Wer die Standesregeln missachtet, die im CFA Institute Standards of Professional Conduct definiert sind, muss seit einigen Jahren verstärkt mit dem Verlust seines CFA-Titels und entsprechenden Reputationsschäden rechnen. So sprang die Zahl der vom CFA Institute untersuchten Fälle seit der Krise 2008 von rund 200 auf mehr als 300 pro Jahr an.
Industriestandard für die Anlage- und Finanzprofis
Der CFA-Kodex definiert die grundlegenden Verhaltensaspekte für die Verbandsmitglieder. Sie gelten inzwischen als Industriestandards und werden oft auch von anderen Institutionen angewendet. Denn sie schaffen für Finanzinstitute sowohl intern gegenüber den Arbeitnehmern wie auch extern gegenüber den Kunden und Partner eine klare, vertrauensbildende Basis. Kernpunkte des Verhaltenskodex sind die Einhaltung von Insidernormen, die Loyalität gegenüber Kunden und Angestellten sowie die Offenlegung von möglichen Interessenkonflikten.

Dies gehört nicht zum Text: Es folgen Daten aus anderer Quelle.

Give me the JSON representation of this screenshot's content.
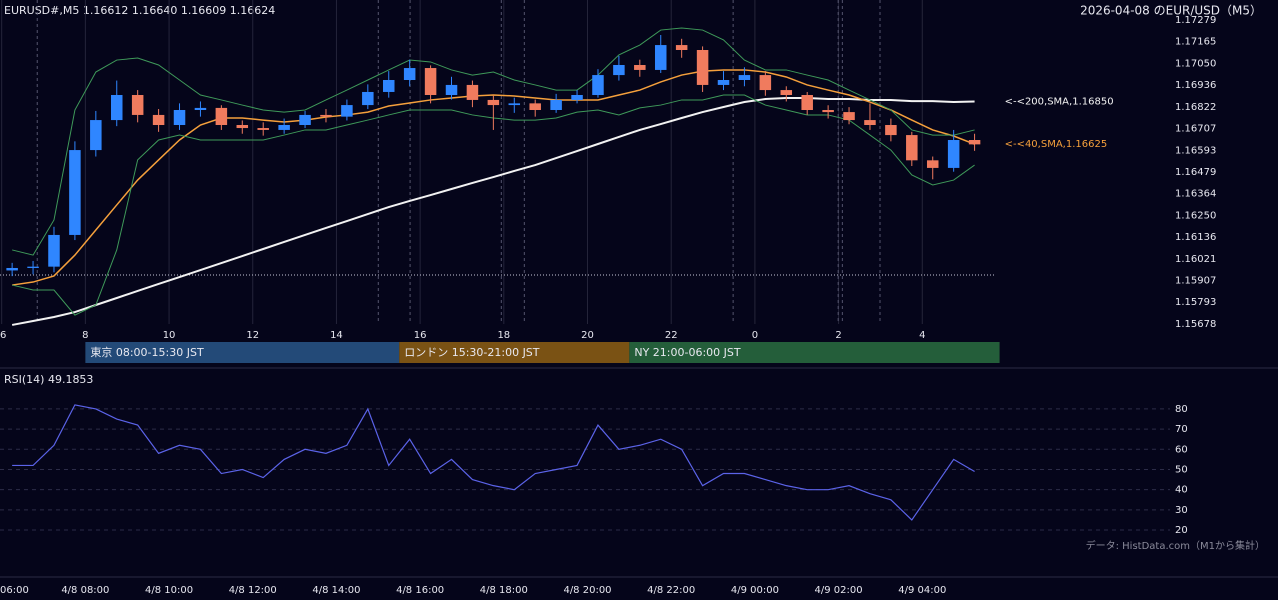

So ist es CFA-Mitgliedern oder -Kandidaten nicht erlaubt, nicht-öffentliche Informationen für sich oder andere zu nutzen, welche den Wert eines Investments beeinflussen könnten. Wenn nämlich der Eindruck entsteht, dass Personen in speziellen Positionen unfairerweise Vorteile aus ihrem Insiderwissen ziehen, würde die breite Anlegerschaft den Kapitalmärkten das Vertrauen entziehen.
Offenlegung von Interessenkonflikten
Die CFA-Standards schreiben ihren Mitgliedern zudem Loyalität gegenüber ihren Kunden vor. Sie müssen mit der gebotenen Sorgfalt und gesundem Menschenverstand zum Vorteil ihrer Kunden handeln und die eigenen Interessen sowie diejenigen ihres Unternehmens hintenanstellen. Die CFA-Regeln bestimmen ferner, dass die Standesmitglieder Interessenkonflikte, die ihre Unabhängigkeit und Objektivität beinträchtigen und im Widerspruch zu den Kundeninteressen stehen könnten, klar offenlegen.
Indem die CFA-Normen bestimmen, dass die Eigeninteressen eines Unternehmens oder deren Beschäftigten hinter diejenigen der Kunden und der Finanzmärkte zu stellen sind, kann sich sogar ergeben, dass ein Angestellter gegen die Interessen seines Arbeitgeber handeln darf. Klar darf dabei kein höherstehendes Gesetz wie das Bankengesetz gebrochen werden.
Ohne gesundes Urteilsvermögen geht es nicht
Die klare Definition und strikte Einhaltung von Verhaltensvorschriften ist die beste Medizin, um sich vor Vertrauensverlust zu schützen. Für die Finanzindustrie bieten die CFA Institute Standards of Professional Conduct eine bewährte Grundlage. Doch ist oft nicht Genüge getan, wenn Gesetze und andere schriftliche Regeln eingehalten werden. Wichtiger noch sind ein gesunder Menschenverstand, ein intaktes moralisches Urteilsvermögen und die Fähigkeit, individuelle und situative Interessenkonflikte zu erkennen und zu vermeiden.
Der rasche Abgang von Nationalbankpräsident Hildebrand sowie das abrupte Ende der Wegelin-Erfolgsstory sind in der Schweiz wie Bomben eingeschlagen. Diese Ereignisse sind starke Symptome für die laufende tiefgreifende Bereinigung in der Banken- und Anlagebranche. Sie werden dazu beitragen, die ethische und mentale Neuorientierung in der Branche zu beschleunigen, die schwarzen Schafe auszumerzen und das Anlegervertrauen allmählich wieder zurückzugewinnen.